Two rows of five d&b horn-loaded full-range cabinets provide the main reinforcement to the circular auditorium, supported by Tannoy NXT flat panel front fills with a further 32 NXT’s under the balconies as delays and for surround effects. Additional d&b’s cover the rear upper and side balconies plus some more on stage for first-wavefront support and deep upstage sound effects. A large format Studer Vista 5 console routes all microphone and playback sources via AES3 into a 16-in/32-out TiMax audio imaging processor, which in turn feeds the multi-channel distributed loudspeaker system.

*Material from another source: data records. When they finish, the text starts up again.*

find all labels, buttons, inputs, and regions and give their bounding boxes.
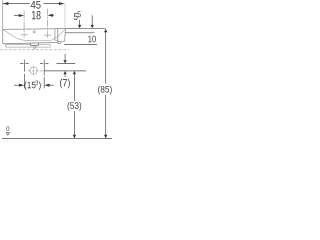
dimension (15.3) arrow left tail (14, 84, 20, 86)
dimension 5.5 arrow 1 (79, 20, 81, 25)
tap deck level line (65, 32, 95, 34)
dimension 5.5 arrow 2 (91, 15, 93, 25)
dimension (7) label (60, 79, 70, 89)
LABELS (6, 1, 111, 131)
tap hole cross right (44, 34, 51, 36)
side profile inner line (58, 30, 65, 37)
dimension (85) bottom arrow (104, 135, 107, 138)
extension line right (wall side) (64, 3, 66, 28)
dimension 45 line (3, 3, 60, 5)
dimension (53) top arrow (73, 71, 76, 74)
tap hole centerline left (23, 11, 25, 38)
dimension (15.3) label open (25, 81, 36, 90)
dimension (15.3) arrow right tail (49, 84, 54, 86)
dimension (7) bottom arrow (63, 71, 66, 74)
drain connection circle (30, 67, 37, 74)
dimension (85) label (98, 86, 112, 95)
water supply cross right (40, 60, 49, 89)
washbasin front view outline (3, 29, 58, 44)
side profile outline (55, 29, 65, 44)
dimension (85) line upper (105, 32, 107, 84)
tap hole cross left (21, 34, 28, 36)
floor line (2, 137, 112, 139)
towel rail bar (5, 45, 50, 48)
dimension 45 arrow left (3, 2, 9, 5)
dimension 18 arrow right (48, 14, 53, 17)
dimension (53) line lower (73, 111, 75, 139)
dimension 18 label (32, 11, 41, 20)
dimension 18 arrow right tail (52, 14, 54, 16)
level zero label (6, 126, 9, 130)
supply level line (57, 63, 76, 65)
dimension (85) line lower (105, 95, 107, 139)
dimension (15.3) label superscript (35, 80, 38, 85)
drain level line (44, 70, 86, 72)
drain pipe stub (34, 46, 35, 50)
dimension (85) top arrow (104, 29, 107, 32)
basin bottom level line (64, 44, 97, 46)
drain connection vertical centerline (33, 66, 35, 75)
washbasin front view inner bowl line (3, 30, 58, 41)
dimension 18 arrow left (19, 14, 24, 17)
dimension 18 arrow left tail (14, 15, 20, 17)
washbasin top rim edge (front and side) (3, 28, 66, 31)
tap hole centerline right (47, 9, 49, 38)
dimension (15.3) arrow right (44, 84, 49, 87)
level zero triangle (6, 132, 9, 135)
dimension 10 label (88, 36, 96, 43)
drain fitting below basin (31, 43, 39, 46)
dimension (15.3) arrow left (19, 84, 24, 87)
overflow hole circle (33, 31, 35, 33)
dimension (53) bottom arrow (73, 135, 76, 138)
dimension (15.3) label close (39, 81, 41, 90)
dimension 45 arrow right (59, 2, 65, 5)
dimension (53) line upper (73, 74, 75, 101)
rim level line (65, 28, 105, 30)
dashed reference line below basin (0, 49, 69, 51)
dimension (7) top arrow (64, 54, 66, 60)
drain level line dashed part (28, 70, 44, 72)
dimension (53) label (68, 102, 82, 111)
dimension 45 label (31, 1, 41, 9)
extension line left edge (2, 0, 4, 29)
water supply cross left (20, 60, 29, 89)
dimension 5.5 label main (74, 13, 78, 20)
dimension 5.5 label superscript (77, 11, 80, 17)
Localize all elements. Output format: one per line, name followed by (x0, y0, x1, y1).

The effect of focusing the system onto multiple sound sources is achieved by defining a number of localisation zones on stage and in the auditorium and then delay-mapping these image definition origins independently to each of the loudspeakers and the seating areas they cover. The TiMax matrix and software can then statically or dynamically pan sound sources to multiple locations around the stage or house, continuously varying delay times so that the Haas precedence effect maintains good imaging for the whole audience. Notably, Det Kongeligeis also one of several recent TiMax installations fitted with new proprietary smooth-panning firmware algorithms which enhance the transparency of the delay-panning process by eliminating any glitching or phasing artifacts.

Sound effects content is handled by TiMax Soundtablet editing, playback and waveform-based panning functions which are embedded within the TiMax showcontrol software, triggered either manually or by external MIDI or SMPTE control from the Studer console.

Very satisfied with the final outcome, Wolstad commented, “I am absolutely delighted with the results we achieved – and with the continued co-operation we have received from Robin and Out Board.”